A investigação sobre este homólogo do CBD está ainda a dar os primeiros passos, mas já registou alguns avanços importantes. Nomeadamente em termos do nosso conhecimento do sistema endocanabinóide e dos mecanismos de regulação em que este está envolvido.
É tudo, por isso siga a nossa apresentação deste canabinóide promissor para saber tudo sobre ele!
Se tem acompanhado os nossos artigos sobre canabinóides secundários e alternativos, já deve ter adivinhado que o CBDV é conhecido como canabidivarina. Sim, é um pouco como a variante CBD do THCV, ou tetrahidrocanabivarina.
E tem pelo menos uma coisa em comum com o THCV. Tal como o THCV, o CBDV desempenha um papel importante no efeito de comitiva: multiplica a ação do CBD.
Mas, ao contrário do THCV, o CBDV pode ser encontrado em quantidades relativamente grandes na natureza. Encontra-se nomeadamente nas flores de canábis selvagem do norte da Índia e do Nepal, bem como nas resinas das mesmas regiões.

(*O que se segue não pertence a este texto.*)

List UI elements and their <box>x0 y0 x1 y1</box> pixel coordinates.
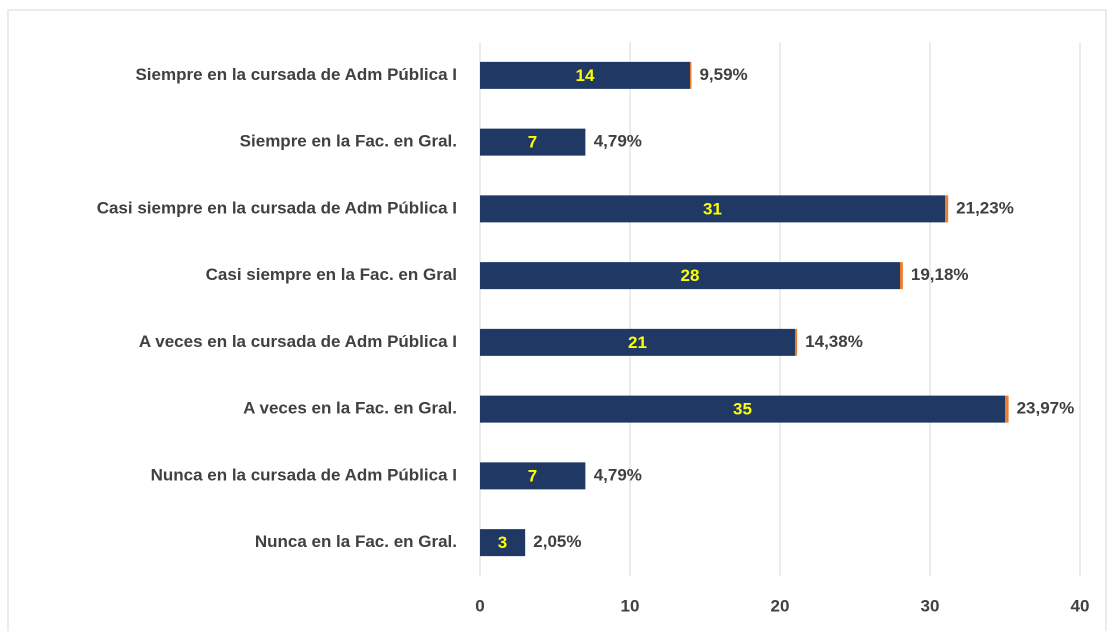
x-tick-label: 30 <box>921 596 940 615</box>
data-label: 14 <box>576 66 595 85</box>
bar <box>585 462 586 489</box>
data-label: 9,59% <box>699 65 747 84</box>
data-label: 23,97% <box>1017 399 1075 418</box>
data-label: 35 <box>733 400 752 419</box>
bar <box>585 129 586 156</box>
y-tick-label: A veces en la Fac. en Gral. <box>243 399 457 418</box>
x-tick-label: 20 <box>771 596 790 615</box>
bar <box>795 329 797 356</box>
data-label: 31 <box>703 199 722 218</box>
bar <box>900 262 903 289</box>
data-label: 14,38% <box>805 332 863 351</box>
data-label: 2,05% <box>533 532 581 551</box>
data-label: 4,79% <box>594 465 642 484</box>
bar <box>690 62 691 89</box>
y-tick-label: Casi siempre en la cursada de Adm Públic… <box>97 198 457 217</box>
data-label: 4,79% <box>594 132 642 151</box>
data-label: 28 <box>681 266 700 285</box>
bar <box>1005 396 1009 423</box>
x-tick-label: 0 <box>475 596 484 615</box>
y-tick-label: Siempre en la cursada de Adm Pública I <box>135 65 457 84</box>
bar <box>945 195 948 222</box>
data-label: 21 <box>628 333 647 352</box>
y-tick-label: A veces en la cursada de Adm Pública I <box>139 332 457 351</box>
data-label: 21,23% <box>956 198 1014 217</box>
data-label: 7 <box>528 133 537 152</box>
data-label: 7 <box>528 466 537 485</box>
y-tick-label: Nunca en la Fac. en Gral. <box>255 532 457 551</box>
x-tick-label: 40 <box>1071 596 1090 615</box>
y-tick-label: Casi siempre en la Fac. en Gral <box>206 265 457 284</box>
data-label: 19,18% <box>911 265 969 284</box>
x-tick-label: 10 <box>621 596 640 615</box>
y-tick-label: Siempre en la Fac. en Gral. <box>240 132 457 151</box>
data-label: 3 <box>498 533 507 552</box>
y-tick-label: Nunca en la cursada de Adm Pública I <box>151 465 457 484</box>
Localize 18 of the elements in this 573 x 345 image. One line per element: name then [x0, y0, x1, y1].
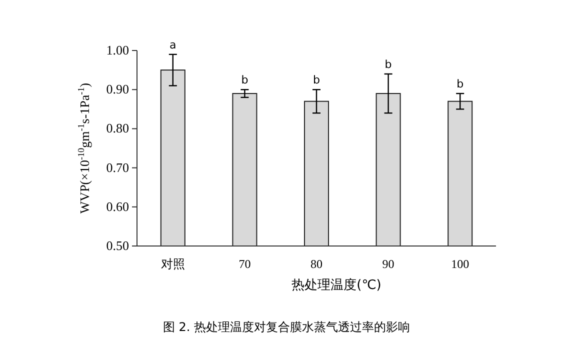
- x-axis-title: 热处理温度(℃): [292, 277, 382, 293]
- x-tick-label: 90: [382, 257, 394, 271]
- y-tick-label: 0.70: [106, 160, 129, 175]
- caption: 图 2. 热处理温度对复合膜水蒸气透过率的影响: [162, 320, 410, 334]
- y-tick-label: 0.60: [106, 198, 129, 214]
- annotation: a: [170, 38, 176, 52]
- x-tick-label: 对照: [160, 257, 185, 271]
- x-tick-label: 70: [238, 257, 251, 271]
- annotation: b: [384, 58, 392, 71]
- annotation: b: [456, 78, 464, 91]
- y-tick-label: 1.00: [106, 42, 129, 58]
- y-tick-label: 0.50: [106, 238, 129, 253]
- x-tick-label: 100: [451, 257, 470, 271]
- x-tick-label: 80: [310, 257, 322, 271]
- annotation: b: [313, 74, 320, 87]
- y-tick-label: 0.90: [106, 82, 129, 97]
- annotation: b: [241, 74, 248, 87]
- y-tick-label: 0.80: [106, 120, 129, 136]
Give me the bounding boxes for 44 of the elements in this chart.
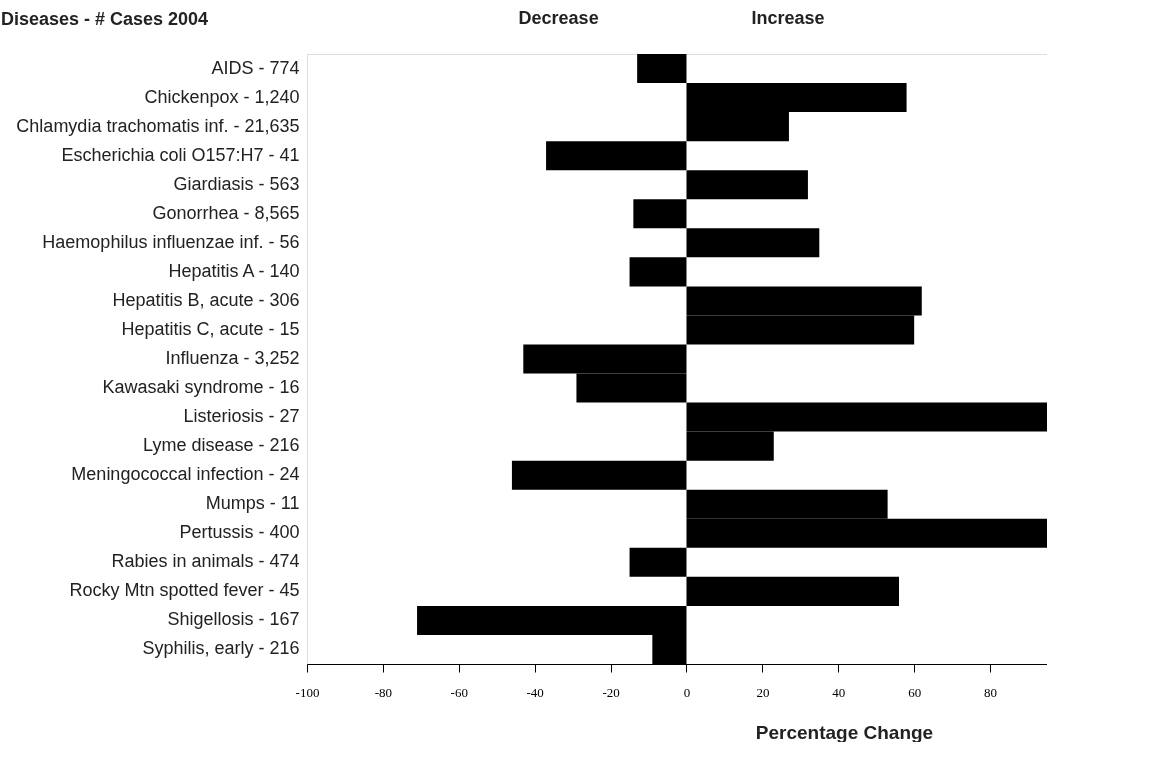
y-tick-label: Giardiasis - 563	[173, 173, 300, 194]
text: Increase	[751, 8, 825, 28]
y-tick-label: Shigellosis - 167	[167, 609, 300, 630]
x-tick-label: 0	[683, 684, 691, 700]
y-tick-label: Hepatitis B, acute - 306	[112, 289, 300, 310]
y-tick-label: Influenza - 3,252	[165, 348, 300, 368]
bar	[633, 199, 687, 229]
x-tick-label: 40	[832, 684, 846, 700]
y-tick-label: Hepatitis A - 140	[168, 260, 300, 281]
x-tick-label: -20	[602, 684, 620, 700]
y-tick-label: Chickenpox - 1,240	[144, 86, 300, 107]
bar	[511, 460, 687, 490]
bar	[637, 54, 687, 84]
y-tick-label: Escherichia coli O157:H7 - 41	[61, 144, 300, 165]
x-tick-label: 80	[984, 684, 998, 700]
x-tick-label: -40	[526, 684, 544, 700]
y-tick-label: Meningococcal infection - 24	[71, 464, 300, 485]
y-tick-label: Rocky Mtn spotted fever - 45	[69, 580, 300, 601]
y-tick-label: Chlamydia trachomatis inf. - 21,635	[16, 115, 300, 136]
y-tick-label: Lyme disease - 216	[143, 435, 300, 456]
bar	[629, 257, 687, 287]
y-tick-label: AIDS - 774	[211, 57, 300, 78]
y-tick-label: Pertussis - 400	[179, 522, 300, 543]
y-tick-label: Rabies in animals - 474	[111, 551, 300, 572]
bar	[686, 228, 820, 258]
y-tick-label: Haemophilus influenzae inf. - 56	[42, 231, 300, 252]
y-tick-label: Hepatitis C, acute - 15	[121, 318, 300, 339]
y-tick-label: Kawasaki syndrome - 16	[102, 377, 300, 398]
x-tick-label: -80	[374, 684, 393, 700]
x-tick-label: -60	[450, 684, 468, 700]
bar	[686, 576, 899, 606]
bar	[546, 141, 687, 171]
y-tick-label: Syphilis, early - 216	[142, 638, 300, 659]
text: Decrease	[518, 8, 599, 28]
bar	[686, 170, 808, 200]
x-tick-label: 20	[756, 684, 770, 700]
x-tick-label: -100	[295, 684, 320, 700]
x-axis-title: Percentage Change	[755, 721, 934, 743]
y-tick-label: Gonorrhea - 8,565	[152, 202, 300, 223]
x-tick-label: 60	[908, 684, 922, 700]
bar	[629, 547, 687, 577]
y-tick-label: Listeriosis - 27	[183, 406, 300, 427]
y-axis-title: Diseases - # Cases 2004	[0, 8, 209, 29]
y-tick-label: Mumps - 11	[205, 493, 300, 514]
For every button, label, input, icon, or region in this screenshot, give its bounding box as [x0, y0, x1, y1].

A nível molecular, difere do CBD apenas pela sua cadeia lateral mais curta. Este facto leva a algumas diferenças nos seus efeitos.
Tal como a maioria dos outros canabinóides, os estudos são ainda bastante escassos e estão numa fase inicial. Embora não possamos explicar completamente os seus mecanismos de ação e as suas variações, sabemos o suficiente para explicar sucintamente o seu funcionamento:
Sabemos agora que o CBDV, tal como o CBD, tem pouco efeito sobre os receptores CB1 e ainda menos sobre os receptores CB2. É por isso que estas duas moléculas não partilham os efeitos intoxicantes e as distorções sensoriais associadas à canábis e a certos canabinóides sintéticos.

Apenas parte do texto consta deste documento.